Leach earned a PhD at the University of Guelph (Canada) and then accepted a Post-Doctoral Research Fellowship at the TRIUMF facility in Canada. He is currently an assistant professor in the Department of Physics at the Colorado School of Mines. He is head of the Electroweak Interactions (EI) Group, spokesperson for the BeEST Experiment, core faculty in the Nuclear Science and Engineering (NSE) program, and a member of the Nuclear Science and Engineering Center (NuSEC) at the Colorado School of Mines.
Alessandro Lovato
Alessandro Lovato, a physicist in Argonne National Laboratory’s Physics division, was selected by the Office of Nuclear Physics for his proposal, “A unified picture of long- and short-range dynamics of atomic nuclei.”
Lovato’s research focuses on aiding domestic nuclear experimental programs by providing a unified theoretical picture of atomic nuclei in terms of the individual interactions among their constituents: protons and neutrons. He is developing novel computational methods, such as artificial neural networks and deep-learning algorithms, in order to probe these interactions. In his research, Lovato develops and uses quantum Monte Carlo methods that are ideally suited for solving the nuclear many-body Schrödinger equation with percent accuracy. The Early Career research projects will leverage Exascale computing resources and machine-learning techniques to extend the applicability of virtually-exact quantum Monte Carlo methods to larger nuclear systems, thereby providing a unified description of short- and long-range dynamics of atomic nuclei.

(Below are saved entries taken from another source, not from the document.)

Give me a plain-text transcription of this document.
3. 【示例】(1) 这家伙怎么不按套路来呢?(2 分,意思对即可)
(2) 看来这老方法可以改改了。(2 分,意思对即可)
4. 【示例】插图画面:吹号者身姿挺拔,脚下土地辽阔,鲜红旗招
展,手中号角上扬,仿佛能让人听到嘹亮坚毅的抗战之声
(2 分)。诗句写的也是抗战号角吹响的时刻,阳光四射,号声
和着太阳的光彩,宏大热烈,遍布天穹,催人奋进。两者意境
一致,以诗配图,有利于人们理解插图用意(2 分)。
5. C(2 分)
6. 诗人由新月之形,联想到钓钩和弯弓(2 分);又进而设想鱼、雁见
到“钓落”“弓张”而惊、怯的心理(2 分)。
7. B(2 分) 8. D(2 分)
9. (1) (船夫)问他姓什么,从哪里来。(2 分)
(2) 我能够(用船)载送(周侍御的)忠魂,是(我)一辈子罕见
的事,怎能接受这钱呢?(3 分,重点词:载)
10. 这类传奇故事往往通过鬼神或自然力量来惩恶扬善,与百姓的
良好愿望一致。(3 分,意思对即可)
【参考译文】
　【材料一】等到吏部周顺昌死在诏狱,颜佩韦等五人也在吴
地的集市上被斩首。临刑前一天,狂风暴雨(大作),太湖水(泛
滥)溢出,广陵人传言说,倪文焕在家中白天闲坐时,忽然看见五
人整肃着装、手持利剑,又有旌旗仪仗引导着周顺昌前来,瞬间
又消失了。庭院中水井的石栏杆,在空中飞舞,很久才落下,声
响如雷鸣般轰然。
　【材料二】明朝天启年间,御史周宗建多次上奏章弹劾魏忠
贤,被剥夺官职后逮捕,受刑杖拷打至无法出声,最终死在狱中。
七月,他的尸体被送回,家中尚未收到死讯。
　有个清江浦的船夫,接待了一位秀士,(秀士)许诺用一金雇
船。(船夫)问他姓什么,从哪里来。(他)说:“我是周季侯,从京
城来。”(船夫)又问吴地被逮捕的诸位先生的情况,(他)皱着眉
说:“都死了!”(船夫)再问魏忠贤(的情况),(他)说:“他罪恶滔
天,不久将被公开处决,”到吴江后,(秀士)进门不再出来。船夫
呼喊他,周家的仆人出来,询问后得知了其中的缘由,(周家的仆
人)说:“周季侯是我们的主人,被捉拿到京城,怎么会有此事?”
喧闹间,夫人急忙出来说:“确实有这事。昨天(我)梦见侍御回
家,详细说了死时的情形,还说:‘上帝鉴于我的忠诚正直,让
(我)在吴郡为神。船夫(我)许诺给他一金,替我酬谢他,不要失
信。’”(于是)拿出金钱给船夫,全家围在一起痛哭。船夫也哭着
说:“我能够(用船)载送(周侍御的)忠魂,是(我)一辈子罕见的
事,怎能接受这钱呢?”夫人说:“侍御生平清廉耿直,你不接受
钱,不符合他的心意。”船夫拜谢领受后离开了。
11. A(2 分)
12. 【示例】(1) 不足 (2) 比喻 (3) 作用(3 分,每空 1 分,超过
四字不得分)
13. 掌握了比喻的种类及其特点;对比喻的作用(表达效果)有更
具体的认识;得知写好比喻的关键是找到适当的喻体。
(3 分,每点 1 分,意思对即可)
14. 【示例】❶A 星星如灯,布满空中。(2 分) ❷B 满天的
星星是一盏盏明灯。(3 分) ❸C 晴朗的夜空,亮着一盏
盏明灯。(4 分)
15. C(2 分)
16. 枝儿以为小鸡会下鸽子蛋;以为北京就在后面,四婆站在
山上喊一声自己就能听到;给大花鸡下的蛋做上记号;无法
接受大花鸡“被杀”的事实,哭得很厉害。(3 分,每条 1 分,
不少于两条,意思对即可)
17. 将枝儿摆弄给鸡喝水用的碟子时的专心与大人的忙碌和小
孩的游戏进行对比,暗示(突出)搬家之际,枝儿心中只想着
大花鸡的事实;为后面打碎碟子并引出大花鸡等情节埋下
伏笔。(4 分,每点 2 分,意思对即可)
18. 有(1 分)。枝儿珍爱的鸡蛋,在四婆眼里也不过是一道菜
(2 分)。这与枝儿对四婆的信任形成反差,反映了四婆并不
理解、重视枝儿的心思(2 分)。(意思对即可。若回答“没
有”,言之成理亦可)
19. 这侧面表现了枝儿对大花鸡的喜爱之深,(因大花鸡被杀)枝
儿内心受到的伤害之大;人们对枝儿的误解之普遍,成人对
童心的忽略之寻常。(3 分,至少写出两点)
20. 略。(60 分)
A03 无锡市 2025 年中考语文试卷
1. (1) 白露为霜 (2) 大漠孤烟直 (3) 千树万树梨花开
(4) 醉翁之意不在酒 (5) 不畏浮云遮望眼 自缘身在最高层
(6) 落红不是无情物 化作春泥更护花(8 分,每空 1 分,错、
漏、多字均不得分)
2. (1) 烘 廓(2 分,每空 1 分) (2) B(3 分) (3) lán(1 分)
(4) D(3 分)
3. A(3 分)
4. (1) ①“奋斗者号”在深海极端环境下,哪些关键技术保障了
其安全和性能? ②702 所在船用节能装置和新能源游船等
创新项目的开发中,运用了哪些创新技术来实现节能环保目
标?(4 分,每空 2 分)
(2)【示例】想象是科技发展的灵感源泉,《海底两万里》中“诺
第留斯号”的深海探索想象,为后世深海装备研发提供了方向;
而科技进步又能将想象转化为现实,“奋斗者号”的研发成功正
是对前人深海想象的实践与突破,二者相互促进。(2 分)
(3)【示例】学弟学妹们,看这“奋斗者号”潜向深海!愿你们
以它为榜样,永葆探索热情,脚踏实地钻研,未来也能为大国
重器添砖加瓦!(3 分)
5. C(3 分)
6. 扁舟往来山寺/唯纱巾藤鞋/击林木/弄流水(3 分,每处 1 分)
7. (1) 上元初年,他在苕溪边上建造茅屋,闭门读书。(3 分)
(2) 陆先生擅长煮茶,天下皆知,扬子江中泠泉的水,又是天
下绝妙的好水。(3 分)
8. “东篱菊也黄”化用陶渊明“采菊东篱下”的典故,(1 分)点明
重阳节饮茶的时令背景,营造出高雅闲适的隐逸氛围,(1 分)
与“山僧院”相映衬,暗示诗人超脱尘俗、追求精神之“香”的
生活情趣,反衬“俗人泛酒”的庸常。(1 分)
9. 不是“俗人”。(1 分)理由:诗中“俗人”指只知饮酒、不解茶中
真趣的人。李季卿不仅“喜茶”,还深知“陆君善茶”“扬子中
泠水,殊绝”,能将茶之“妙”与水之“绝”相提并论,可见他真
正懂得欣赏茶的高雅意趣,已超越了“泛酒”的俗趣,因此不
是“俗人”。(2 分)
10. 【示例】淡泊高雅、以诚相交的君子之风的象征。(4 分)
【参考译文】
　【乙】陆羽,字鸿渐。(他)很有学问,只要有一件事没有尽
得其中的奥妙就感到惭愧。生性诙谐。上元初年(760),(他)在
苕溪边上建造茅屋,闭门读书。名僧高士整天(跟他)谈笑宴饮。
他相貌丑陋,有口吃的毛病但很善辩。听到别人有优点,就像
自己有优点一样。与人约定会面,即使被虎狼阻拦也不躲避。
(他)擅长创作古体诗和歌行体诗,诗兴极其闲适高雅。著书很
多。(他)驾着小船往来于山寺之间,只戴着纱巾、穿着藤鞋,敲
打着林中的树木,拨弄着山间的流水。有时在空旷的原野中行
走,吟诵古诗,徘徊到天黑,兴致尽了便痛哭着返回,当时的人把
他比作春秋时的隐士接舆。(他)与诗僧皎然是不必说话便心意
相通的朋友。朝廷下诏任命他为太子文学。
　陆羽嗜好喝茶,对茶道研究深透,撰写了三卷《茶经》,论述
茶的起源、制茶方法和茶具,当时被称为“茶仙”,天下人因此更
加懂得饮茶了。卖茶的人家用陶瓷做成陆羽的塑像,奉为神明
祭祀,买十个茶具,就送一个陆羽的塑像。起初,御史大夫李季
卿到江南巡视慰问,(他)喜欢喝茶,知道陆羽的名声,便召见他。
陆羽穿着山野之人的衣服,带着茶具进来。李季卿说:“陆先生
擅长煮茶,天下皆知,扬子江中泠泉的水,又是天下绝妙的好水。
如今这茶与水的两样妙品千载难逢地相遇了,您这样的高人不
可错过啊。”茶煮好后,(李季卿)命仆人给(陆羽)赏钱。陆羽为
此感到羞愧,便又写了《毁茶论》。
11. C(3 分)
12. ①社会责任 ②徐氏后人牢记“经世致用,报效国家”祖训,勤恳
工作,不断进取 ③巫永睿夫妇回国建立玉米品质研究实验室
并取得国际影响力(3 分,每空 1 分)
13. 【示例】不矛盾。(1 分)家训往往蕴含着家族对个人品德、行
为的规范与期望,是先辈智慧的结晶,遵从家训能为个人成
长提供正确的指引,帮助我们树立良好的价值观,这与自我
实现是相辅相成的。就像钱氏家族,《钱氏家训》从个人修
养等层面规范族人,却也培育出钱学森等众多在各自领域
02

“Besides nuclear physics, my research will impact our understanding of neutrino-oscillation properties, and will help interpreting gravitational-wave signals,” said Lovato.
Lovato earned a bachelor’s degree and a master’s degree in physics at the Sapienza University of Rome, and a PhD in astroparticle physics at the International School for Advanced Studies (SISSA) in Italy. He was a postdoctoral fellow at Argonne National Laboratory’s Argonne Leadership Computing Facility from 2012-2014. He is currently a physicist at Argonne National Laboratory and a researcher at the National Institute for Nuclear Physics (INFN) at the Trento Institute for Fundamental Physics and Applications (TIFPA) in Italy.